Efficient Data-Driven MPC for Demand Response of Commercial Buildings
Marie-Christine Paré, Vasken Dermardiros, Antoine Lesage-Landry
TL;DR
The paper tackles energy-efficient demand response for small commercial buildings by marrying an Input Convex Recurrent Neural Network (ICRNN) with a mixed-integer convex MPC. This framework enables real-time control with discrete rooftop-unit actuators and a data-driven, tractable optimization that guarantees global optimality under relaxation while supporting a real-time DR bidding strategy. Through numerical studies on a two-zone Modelica-based building, the convex ICRNN-MPC achieves lower energy use, reduced peak demand, and substantially improved thermal comfort across flat-rate, TOU, and DR programs, outperforming linear, nonconvex, and greedy baselines. The work demonstrates practical viability for market participation and paves the way for scalable aggregation and distributed optimization in building-level demand response.
Abstract
Model predictive control (MPC) has been shown to significantly improve the energy efficiency of buildings while maintaining thermal comfort. Data-driven approaches based on neural networks have been proposed to facilitate system modelling. However, such approaches are generally nonconvex and result in computationally intractable optimization problems. In this work, we design a readily implementable energy management method for small commercial buildings. We then leverage our approach to formulate a real-time demand bidding strategy.

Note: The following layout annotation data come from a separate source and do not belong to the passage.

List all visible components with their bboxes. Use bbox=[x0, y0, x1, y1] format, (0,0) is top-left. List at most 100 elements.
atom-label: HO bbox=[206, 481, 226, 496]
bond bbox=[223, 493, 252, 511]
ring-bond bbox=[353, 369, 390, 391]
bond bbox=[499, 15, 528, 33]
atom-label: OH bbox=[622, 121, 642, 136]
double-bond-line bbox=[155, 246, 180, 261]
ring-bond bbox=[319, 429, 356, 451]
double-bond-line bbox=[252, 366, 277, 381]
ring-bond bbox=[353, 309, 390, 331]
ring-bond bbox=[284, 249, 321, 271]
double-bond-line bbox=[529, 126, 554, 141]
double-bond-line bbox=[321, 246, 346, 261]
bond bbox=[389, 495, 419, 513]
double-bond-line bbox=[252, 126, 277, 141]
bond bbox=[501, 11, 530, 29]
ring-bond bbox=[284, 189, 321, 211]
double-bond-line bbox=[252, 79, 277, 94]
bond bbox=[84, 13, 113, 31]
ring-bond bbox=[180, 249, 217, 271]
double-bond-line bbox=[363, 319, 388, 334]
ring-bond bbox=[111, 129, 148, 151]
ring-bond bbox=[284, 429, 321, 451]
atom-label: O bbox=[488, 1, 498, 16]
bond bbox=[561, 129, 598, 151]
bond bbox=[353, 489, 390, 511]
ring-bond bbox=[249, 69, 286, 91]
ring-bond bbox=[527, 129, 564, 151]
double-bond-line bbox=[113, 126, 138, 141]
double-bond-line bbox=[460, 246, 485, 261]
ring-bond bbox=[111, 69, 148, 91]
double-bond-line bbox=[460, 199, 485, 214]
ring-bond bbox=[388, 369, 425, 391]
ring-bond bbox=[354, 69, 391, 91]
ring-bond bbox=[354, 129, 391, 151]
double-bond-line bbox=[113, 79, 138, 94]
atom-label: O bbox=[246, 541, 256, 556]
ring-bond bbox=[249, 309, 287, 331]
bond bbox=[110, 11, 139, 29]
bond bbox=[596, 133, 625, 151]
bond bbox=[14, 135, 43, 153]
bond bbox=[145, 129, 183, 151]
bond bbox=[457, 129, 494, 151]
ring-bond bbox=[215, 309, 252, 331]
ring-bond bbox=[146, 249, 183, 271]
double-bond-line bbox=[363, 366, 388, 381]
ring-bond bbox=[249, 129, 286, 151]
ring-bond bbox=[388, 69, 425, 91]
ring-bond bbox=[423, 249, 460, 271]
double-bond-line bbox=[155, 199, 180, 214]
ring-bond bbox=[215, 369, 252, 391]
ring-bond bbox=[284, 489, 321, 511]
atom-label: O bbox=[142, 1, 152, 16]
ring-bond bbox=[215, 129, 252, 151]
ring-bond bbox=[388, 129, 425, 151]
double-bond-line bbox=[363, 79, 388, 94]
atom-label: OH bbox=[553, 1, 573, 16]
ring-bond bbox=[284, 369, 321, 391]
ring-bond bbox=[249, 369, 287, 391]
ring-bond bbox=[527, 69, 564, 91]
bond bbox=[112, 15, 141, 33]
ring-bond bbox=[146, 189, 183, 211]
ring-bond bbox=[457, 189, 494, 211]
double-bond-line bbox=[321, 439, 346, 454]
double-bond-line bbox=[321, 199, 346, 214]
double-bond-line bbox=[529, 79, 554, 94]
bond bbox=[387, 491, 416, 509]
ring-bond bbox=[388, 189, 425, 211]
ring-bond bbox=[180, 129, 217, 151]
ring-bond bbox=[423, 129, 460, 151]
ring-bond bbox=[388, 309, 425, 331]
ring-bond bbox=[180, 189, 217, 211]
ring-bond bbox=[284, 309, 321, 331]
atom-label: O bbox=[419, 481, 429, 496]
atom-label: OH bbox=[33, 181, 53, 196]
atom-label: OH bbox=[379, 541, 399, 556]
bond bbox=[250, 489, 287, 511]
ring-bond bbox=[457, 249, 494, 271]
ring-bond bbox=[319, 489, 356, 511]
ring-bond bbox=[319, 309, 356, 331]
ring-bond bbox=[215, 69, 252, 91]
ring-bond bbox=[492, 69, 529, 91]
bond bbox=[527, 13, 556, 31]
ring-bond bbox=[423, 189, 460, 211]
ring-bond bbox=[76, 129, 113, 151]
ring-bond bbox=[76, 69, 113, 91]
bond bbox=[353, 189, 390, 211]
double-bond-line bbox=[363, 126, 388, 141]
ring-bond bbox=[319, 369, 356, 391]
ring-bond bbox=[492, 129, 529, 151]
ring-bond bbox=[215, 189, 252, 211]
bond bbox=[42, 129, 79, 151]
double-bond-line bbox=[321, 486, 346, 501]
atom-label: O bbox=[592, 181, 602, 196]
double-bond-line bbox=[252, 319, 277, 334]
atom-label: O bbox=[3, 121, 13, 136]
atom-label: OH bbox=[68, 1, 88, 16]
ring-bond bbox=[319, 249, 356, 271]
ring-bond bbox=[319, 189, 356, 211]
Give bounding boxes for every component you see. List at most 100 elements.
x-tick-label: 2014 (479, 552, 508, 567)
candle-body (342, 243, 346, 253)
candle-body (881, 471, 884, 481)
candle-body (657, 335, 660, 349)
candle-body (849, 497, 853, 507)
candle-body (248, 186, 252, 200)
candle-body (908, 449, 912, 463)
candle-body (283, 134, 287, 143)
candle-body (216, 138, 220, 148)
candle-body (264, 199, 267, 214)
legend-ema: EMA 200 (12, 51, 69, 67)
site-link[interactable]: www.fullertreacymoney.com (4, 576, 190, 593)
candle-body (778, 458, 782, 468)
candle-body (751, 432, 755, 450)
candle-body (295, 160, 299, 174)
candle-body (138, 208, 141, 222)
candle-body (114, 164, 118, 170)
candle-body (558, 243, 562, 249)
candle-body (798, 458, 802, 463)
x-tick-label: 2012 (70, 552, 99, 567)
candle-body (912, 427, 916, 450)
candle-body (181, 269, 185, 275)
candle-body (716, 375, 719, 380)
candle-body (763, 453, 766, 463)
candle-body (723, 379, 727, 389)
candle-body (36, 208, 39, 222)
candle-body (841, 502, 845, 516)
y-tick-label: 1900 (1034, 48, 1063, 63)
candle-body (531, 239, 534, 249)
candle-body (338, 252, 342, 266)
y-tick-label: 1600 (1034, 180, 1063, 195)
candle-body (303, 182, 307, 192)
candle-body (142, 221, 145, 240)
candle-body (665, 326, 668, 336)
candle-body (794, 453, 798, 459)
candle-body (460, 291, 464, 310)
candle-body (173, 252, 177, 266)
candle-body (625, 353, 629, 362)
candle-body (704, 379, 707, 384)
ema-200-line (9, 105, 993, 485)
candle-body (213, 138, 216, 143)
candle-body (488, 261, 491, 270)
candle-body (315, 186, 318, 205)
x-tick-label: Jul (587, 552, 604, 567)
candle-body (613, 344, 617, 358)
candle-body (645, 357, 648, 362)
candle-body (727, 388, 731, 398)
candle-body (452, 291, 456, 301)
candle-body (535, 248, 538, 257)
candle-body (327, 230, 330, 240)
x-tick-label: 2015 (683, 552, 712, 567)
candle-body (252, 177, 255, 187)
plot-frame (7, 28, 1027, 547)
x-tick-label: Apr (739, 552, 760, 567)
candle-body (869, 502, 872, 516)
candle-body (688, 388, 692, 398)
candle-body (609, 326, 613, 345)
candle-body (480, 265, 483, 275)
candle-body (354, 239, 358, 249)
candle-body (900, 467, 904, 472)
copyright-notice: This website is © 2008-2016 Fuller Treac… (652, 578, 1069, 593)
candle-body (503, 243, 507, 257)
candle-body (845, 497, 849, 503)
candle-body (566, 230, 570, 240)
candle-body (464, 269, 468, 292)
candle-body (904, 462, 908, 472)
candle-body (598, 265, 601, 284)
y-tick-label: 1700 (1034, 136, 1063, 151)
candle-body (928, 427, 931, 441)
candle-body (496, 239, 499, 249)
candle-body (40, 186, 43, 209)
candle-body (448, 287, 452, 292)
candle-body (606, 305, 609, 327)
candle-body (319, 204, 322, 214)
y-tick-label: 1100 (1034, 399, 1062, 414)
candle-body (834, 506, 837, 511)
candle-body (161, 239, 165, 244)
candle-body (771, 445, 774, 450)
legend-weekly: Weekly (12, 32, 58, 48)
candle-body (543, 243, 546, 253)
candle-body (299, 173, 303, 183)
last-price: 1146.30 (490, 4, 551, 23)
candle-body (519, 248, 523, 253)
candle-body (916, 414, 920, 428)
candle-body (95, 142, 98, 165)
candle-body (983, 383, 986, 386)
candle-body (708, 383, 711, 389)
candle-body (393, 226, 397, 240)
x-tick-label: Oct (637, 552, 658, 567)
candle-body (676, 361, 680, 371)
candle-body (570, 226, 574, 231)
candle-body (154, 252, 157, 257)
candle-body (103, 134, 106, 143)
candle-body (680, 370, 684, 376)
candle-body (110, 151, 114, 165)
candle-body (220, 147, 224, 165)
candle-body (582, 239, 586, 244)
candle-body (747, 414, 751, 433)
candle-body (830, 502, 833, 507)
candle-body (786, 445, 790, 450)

We propose a data-driven and mixed-integer convex MPC which is solved via derivative-free optimization given a limited computational time of 5 minutes to respect operational constraints. We consider rooftop unit heating, ventilation, and air conditioning systems with discrete controls to accurately model the operation of most commercial buildings. Our approach uses an input convex recurrent neural network to model the thermal dynamics. We apply our approach in several demand response (DR) settings, including a demand bidding, a time-of-use, and a critical peak rebate program. Controller performance is evaluated on a state-of-the-art building simulation. The proposed approach improves thermal comfort while reducing energy consumption and cost through DR participation, when compared to other data-driven approaches or a set-point controller.